To begin to address the situation, we need a better understanding of how DB pension funding got to where it currently is. Most commentators on this subject blame:
- Poor equity market returns
- Low interest rates
- The Income Tax Act 10 per cent/20 per cent surplus ceiling on contributions
- The legal framework (pension standards legislation, regulators, and the courts)
If I can be forgiven for not mincing words, these are simply ‘rubbish.’ The real cause of the pension crisis is the lack of appropriate and rational behavioural adjustments to these factors. Let us look at each of these factors.
Myth #1 – Poor Equity Market Returns
Poor equity market returns from 2000 to 2002 were the first factor to be blamed when the alarm bells began ringing in 2003. However, regulators were beginning to raise concerns over pension funding in the latter part of the 1990s.
An unpublished study in 1997 of 17 pension plans of a particular industry regulated under the BC Pension Benefits Standards Act concluded that 50 per cent of these plans covering 75 per cent of the members had significant funding risks. That same year, in BC, there were three plans that were required to cut pensions due to funding shortfalls.
Lets look at some facts about equity market returns. In Chart 1, a historical graph of Dow Jones Industrial Average Returns (which may be utilized as a reasonable proxy of Canadian equity market returns which are reflective of the U.S. markets) we see:
- Stock market returns have always been volatile.
- 1982 to1999 was the longest bull market of the past 100+ years, three times longer than the next longest period, 1947 to1956.
- The 2000 to 2002 bear market was of modest magnitude, but relatively lengthy.
- Most interesting is that 20-year compound returns at the end of 2002 were higher than any similar period prior to 1997.

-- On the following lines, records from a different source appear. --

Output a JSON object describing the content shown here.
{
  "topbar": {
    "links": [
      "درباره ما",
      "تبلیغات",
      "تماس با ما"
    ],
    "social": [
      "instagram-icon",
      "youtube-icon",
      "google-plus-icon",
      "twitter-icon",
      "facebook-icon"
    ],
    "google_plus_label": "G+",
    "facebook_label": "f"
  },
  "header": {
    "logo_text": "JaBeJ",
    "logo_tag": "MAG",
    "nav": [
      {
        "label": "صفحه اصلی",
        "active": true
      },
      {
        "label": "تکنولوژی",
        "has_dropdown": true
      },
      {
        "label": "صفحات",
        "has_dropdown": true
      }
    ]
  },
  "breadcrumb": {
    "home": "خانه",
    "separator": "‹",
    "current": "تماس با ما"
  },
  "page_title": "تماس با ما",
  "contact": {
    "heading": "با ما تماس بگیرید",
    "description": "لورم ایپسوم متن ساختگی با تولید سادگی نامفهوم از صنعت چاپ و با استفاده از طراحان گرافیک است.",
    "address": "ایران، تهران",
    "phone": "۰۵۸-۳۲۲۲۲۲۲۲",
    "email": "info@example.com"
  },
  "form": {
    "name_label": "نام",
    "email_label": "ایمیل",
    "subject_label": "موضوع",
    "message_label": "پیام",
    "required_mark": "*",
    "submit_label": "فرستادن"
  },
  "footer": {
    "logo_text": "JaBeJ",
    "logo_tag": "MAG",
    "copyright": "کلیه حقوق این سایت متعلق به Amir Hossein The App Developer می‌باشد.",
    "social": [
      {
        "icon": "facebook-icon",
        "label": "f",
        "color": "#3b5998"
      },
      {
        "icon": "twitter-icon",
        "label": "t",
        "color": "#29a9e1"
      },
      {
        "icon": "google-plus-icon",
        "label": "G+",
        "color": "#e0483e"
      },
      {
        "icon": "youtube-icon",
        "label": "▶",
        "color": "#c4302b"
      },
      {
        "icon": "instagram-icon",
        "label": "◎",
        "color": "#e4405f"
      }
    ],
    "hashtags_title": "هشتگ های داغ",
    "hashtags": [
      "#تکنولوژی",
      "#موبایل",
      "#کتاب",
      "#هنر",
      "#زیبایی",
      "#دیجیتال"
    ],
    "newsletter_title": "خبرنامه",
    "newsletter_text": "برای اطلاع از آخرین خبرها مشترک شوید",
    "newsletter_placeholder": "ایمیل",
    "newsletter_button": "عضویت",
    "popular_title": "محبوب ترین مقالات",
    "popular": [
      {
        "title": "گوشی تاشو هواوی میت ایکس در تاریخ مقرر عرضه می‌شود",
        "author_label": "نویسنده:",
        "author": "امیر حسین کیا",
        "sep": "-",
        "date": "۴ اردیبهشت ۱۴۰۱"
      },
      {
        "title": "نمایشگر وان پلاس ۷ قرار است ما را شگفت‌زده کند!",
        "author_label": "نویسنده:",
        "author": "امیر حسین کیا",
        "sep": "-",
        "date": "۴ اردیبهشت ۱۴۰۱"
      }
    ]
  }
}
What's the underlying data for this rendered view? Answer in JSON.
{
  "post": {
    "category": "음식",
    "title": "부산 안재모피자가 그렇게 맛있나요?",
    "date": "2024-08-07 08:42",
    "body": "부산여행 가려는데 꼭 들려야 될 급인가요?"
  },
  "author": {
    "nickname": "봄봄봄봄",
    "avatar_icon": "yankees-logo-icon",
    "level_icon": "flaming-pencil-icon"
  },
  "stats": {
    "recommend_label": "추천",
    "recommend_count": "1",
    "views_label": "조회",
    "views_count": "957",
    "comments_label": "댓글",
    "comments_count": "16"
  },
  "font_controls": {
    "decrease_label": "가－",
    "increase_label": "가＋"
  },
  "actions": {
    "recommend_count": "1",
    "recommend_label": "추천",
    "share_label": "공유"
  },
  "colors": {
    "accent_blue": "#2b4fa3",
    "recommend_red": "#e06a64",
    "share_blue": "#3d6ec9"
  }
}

Myth #2 – Low Interest Rates
Chart 2 illustrates that low interest rates, as represented by Canada long bonds, are not a new phenomenon in the history of pensions. Here we find:
- For the 45-year period from 1919 to 1964, Canada long bond rates averaged 4.05 per cent per year.
- For the five-year periods ending December 31, 2004, and October 31, 2005, Canada long bond rates averaged 5.62 per cent per year and 5.31 per cent per year respectively.
This suggests that the current, and apparently stable, low interest environment represents a return to normal interest rate cycles and the current environment cannot be reasonably regarded as a surprise. As well, there cannot be a reasonable expectation for any change to significantly higher rates in the short or medium term.
Myth #3 - Surplus Ceiling On Contributions
The Income Tax Act limits taxdeductible employer contributions to a registered pension plan if surplus assets exceed the greater of
- 10 per cent of actuarial liabilities
- The lesser of:
- two times the actuarial ‘normal cost’
- 20 per cent of actuarial liabilities
Citing these limits as a cause of the pension crisis shows either ignorance of basic actuarial principles or are a purposeful intent to misdirect or obfuscate pension funding issues. Actual limits are a function of actuarial liabilities. ‘Surplus’ could, in most cases, have been ‘spent’ by using more conservative economic assumptions. A one per cent reduction in the discount rate assumption results in a 15 per cent to 20 per cent increase in actuarial liabilities, eliminating the application of the ceiling in most cases.
Myth #4 – The Legal Framework
There is a collection of complaints about the legal framework, including jurists don’t understand pensions (Monsanto).
The Supreme Court of Canada decision in the Monsanto case resulted in a flood of comments on the lack of understanding of the Canadian judiciary on pension issues. Criticisms included:
- “What people have difficulty understanding is that true surplus only materializes once the plan is fully wound up,” – Michael Beswick, former chair, Association of Canadian Pension Management
- “The Court was not persuaded by arguments that employers bear the risk and responsibility for Defined Benefit plans and that surplus distributions, in the context of partial plan terminations, disproportionately favour the interests of employees over those of the employer.” – Mercer Human Resources Consulting
The real story is that in the end, 13 jurists, from three levels of courts, were unanimous in their decisions. In fact, the SCC commented that these arguments were “unpersuasive.”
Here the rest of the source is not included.